Une victoire pour Microsoft, mais pas un « blanc-seing »
Malgré la décision de la CMA, le régulateur s’est empressé de préciser que cette décision ne signifie pas que les activités de Microsoft dans l’IA sont exemptes de problèmes de concurrence. L’agence a plutôt souligné la nécessité d’une vigilance constante pour surveiller le secteur de l’IA, qui évolue rapidement.
Bamford a écrit : « Les conclusions de la CMA sur sa compétence ne doivent pas être interprétées comme un blanc-seing accordé au partenariat concernant d’éventuels problèmes de concurrence ; toutefois, le régime britannique de contrôle des fusions doit bien entendu rester dans le cadre défini par le Parlement. »

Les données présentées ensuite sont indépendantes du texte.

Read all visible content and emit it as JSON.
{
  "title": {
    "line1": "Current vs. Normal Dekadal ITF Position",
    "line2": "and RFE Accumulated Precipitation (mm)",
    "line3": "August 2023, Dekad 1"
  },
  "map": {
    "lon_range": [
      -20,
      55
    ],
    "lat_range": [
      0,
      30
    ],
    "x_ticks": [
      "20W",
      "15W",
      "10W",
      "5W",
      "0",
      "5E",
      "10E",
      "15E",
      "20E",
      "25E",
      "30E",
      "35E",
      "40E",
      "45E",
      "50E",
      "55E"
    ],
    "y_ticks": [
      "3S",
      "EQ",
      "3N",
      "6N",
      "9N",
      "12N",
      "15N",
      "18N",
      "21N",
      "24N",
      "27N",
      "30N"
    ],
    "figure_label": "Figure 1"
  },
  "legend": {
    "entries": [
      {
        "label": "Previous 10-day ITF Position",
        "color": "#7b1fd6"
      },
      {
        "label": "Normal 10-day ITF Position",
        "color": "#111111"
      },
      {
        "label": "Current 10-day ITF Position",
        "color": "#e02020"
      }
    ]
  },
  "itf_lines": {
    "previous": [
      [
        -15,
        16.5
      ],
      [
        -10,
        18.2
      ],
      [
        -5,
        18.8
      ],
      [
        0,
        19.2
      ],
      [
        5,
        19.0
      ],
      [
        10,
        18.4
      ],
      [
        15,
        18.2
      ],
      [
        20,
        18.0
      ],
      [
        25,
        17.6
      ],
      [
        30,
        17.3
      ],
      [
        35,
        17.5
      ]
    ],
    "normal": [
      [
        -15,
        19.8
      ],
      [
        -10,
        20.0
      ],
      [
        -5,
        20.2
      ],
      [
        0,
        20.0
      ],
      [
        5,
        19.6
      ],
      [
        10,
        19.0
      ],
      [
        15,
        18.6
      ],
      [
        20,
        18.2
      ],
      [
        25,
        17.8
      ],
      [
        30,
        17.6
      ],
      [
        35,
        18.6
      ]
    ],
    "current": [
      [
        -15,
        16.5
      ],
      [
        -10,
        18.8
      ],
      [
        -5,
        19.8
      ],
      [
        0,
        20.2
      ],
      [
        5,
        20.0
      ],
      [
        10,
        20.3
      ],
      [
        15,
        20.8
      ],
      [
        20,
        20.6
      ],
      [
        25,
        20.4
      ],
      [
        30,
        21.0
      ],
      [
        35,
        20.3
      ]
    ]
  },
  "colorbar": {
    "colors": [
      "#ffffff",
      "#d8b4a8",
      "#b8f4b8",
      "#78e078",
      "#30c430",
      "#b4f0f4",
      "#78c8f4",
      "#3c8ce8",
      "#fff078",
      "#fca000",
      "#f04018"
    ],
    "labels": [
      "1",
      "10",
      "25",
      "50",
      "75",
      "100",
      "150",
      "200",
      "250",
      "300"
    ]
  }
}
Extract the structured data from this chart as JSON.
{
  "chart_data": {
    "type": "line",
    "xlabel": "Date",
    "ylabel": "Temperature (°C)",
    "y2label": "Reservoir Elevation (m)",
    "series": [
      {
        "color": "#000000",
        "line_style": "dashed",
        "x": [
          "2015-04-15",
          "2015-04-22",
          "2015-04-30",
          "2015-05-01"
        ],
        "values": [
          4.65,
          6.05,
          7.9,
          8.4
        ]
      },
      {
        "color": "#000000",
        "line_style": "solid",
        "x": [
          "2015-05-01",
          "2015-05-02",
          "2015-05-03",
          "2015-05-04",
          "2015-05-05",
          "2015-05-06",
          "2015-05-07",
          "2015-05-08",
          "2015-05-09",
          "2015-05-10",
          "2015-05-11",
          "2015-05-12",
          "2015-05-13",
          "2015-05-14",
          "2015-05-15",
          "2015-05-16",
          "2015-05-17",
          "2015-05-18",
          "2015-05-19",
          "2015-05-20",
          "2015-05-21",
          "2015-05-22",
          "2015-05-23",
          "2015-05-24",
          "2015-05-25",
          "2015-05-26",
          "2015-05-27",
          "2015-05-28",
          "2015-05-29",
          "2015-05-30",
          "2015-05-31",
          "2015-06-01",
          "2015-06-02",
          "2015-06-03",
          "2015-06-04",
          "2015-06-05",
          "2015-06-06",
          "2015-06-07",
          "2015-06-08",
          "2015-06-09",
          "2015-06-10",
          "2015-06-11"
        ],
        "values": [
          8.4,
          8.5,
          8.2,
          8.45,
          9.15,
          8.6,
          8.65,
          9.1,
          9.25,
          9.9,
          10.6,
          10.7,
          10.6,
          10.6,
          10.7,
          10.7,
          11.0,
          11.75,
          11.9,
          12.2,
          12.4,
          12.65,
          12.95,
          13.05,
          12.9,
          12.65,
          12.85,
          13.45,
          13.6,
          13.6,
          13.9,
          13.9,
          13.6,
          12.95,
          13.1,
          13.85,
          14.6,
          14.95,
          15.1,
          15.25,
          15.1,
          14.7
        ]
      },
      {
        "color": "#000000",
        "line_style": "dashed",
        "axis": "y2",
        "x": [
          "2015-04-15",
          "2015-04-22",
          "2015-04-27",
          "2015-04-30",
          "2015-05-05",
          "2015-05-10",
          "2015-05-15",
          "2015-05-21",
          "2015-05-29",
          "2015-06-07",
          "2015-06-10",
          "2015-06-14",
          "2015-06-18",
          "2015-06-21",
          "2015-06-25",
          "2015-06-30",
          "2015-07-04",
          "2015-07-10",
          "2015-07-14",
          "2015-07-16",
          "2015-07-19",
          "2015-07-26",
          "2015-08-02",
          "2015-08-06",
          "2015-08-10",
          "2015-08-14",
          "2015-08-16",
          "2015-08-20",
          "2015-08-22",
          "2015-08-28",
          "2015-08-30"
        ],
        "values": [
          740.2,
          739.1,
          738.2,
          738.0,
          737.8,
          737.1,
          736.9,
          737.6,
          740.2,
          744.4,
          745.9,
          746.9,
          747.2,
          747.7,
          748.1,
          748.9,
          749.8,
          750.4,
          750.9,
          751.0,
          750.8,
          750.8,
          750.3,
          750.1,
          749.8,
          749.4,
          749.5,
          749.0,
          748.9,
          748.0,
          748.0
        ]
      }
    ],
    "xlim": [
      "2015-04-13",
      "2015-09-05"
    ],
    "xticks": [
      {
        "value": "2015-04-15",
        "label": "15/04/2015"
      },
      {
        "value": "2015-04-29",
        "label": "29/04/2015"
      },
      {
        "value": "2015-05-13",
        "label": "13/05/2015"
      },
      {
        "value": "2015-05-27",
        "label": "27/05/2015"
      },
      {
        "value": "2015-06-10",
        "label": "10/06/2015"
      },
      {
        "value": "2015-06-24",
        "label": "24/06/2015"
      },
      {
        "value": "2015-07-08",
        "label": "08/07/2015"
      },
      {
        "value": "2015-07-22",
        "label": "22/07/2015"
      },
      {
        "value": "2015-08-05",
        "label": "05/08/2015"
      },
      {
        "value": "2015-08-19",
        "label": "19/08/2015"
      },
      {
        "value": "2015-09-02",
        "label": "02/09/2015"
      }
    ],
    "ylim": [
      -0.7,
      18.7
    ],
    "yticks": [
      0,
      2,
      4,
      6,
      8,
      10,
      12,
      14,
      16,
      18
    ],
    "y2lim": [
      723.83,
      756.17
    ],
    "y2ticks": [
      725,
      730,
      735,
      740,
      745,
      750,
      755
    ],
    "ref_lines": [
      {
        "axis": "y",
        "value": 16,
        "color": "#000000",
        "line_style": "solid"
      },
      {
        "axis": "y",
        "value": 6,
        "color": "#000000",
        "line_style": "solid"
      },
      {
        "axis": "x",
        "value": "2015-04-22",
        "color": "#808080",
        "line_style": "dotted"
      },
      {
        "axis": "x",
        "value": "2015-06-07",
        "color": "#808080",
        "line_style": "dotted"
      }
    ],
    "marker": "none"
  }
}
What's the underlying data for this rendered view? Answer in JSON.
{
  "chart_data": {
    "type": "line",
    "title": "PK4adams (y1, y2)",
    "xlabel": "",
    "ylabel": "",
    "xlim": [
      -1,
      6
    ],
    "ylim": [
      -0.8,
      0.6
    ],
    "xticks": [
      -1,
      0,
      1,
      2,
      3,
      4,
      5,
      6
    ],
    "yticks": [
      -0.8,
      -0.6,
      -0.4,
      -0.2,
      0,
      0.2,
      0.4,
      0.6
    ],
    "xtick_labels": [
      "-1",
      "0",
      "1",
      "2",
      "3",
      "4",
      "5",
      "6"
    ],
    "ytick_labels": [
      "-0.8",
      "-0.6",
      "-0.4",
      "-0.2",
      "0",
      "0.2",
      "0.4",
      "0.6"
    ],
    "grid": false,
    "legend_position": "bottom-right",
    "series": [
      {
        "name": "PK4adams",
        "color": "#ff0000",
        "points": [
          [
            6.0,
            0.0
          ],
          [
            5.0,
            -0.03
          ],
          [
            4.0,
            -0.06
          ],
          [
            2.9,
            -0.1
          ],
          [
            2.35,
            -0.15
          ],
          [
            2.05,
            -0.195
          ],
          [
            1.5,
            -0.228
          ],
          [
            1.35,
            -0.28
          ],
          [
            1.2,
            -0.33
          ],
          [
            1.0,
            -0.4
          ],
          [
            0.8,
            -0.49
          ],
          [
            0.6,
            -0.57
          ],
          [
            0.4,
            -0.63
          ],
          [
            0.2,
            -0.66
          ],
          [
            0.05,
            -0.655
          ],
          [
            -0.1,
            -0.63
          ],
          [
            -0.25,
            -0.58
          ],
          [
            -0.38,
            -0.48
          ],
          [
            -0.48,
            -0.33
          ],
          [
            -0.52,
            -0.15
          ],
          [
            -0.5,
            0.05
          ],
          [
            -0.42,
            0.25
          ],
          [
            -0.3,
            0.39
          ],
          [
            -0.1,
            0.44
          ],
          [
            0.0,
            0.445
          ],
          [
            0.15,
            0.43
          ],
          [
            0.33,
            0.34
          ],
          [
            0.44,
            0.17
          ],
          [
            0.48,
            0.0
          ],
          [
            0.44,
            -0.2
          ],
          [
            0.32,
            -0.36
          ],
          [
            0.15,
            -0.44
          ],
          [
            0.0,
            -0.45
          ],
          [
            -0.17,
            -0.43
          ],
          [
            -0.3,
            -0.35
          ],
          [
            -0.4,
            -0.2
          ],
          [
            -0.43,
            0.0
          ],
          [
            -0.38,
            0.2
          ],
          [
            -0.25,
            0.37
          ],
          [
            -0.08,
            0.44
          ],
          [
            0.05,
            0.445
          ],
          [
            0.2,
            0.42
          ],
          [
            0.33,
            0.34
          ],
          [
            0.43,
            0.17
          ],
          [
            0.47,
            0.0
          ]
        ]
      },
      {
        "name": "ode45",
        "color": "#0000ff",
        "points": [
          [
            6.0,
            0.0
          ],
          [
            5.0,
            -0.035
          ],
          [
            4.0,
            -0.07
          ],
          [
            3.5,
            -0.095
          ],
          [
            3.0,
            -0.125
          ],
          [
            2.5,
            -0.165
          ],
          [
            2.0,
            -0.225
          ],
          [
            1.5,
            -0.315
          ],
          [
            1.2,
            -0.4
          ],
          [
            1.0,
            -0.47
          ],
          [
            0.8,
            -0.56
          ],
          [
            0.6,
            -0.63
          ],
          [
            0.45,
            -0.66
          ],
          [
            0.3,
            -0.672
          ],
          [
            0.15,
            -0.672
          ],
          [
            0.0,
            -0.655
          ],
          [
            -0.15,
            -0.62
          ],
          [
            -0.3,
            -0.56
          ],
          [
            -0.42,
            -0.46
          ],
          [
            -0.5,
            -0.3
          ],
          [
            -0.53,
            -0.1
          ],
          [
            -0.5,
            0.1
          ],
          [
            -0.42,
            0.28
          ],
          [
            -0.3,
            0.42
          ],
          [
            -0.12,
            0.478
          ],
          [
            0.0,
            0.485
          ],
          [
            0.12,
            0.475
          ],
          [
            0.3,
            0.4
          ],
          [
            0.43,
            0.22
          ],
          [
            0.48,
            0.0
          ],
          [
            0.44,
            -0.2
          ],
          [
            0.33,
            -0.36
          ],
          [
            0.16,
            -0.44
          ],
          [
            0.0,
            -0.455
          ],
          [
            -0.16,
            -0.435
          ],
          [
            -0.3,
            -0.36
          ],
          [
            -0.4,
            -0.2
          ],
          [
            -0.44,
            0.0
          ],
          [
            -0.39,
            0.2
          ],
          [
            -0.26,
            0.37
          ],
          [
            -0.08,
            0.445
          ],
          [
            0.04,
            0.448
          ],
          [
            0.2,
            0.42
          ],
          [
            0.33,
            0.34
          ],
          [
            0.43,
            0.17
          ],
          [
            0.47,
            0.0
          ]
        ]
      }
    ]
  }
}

L’autorité britannique a reconnu que la durée prolongée de l’examen — qui s’est étalé sur 14 mois — était due à la nature complexe et évolutive de la relation entre Microsoft et OpenAI. Pas plus tard qu’en janvier 2025, Microsoft a ajusté ses accords contractuels afin de réduire la dépendance d’OpenAI à son infrastructure informatique, une mesure qui a probablement contribué à obtenir l’approbation de la CMA.
L’autorisation accordée par la CMA constitue une victoire réglementaire pour Microsoft, qui fait l’objet d’un examen de plus en plus attentif concernant ses ambitions dans l’IA. Aux États-Unis, la Federal Trade Commission (FTC) s’est inquiétée du fait que le partenariat de Microsoft avec OpenAI puisse renforcer sa domination dans le cloud computing et lui conférer un avantage déloyal dans la course à l’IA.
Les autorités continuent de surveiller de près les accords dans le domaine de l’IA
La décision de la CMA reflète le débat réglementaire plus large autour de l’influence croissante des grandes entreprises technologiques dans l’IA. Le régulateur surveille de près les investissements majeurs dans l’IA et a récemment autorisé les partenariats de Google et d’Amazon avec la start-up spécialisée dans l’IA Anthropic.
Malgré cette autorisation, les autorités de régulation du monde entier restent prudentes quant à la manière dont les géants de la technologie façonnent l’avenir de l’intelligence artificielle.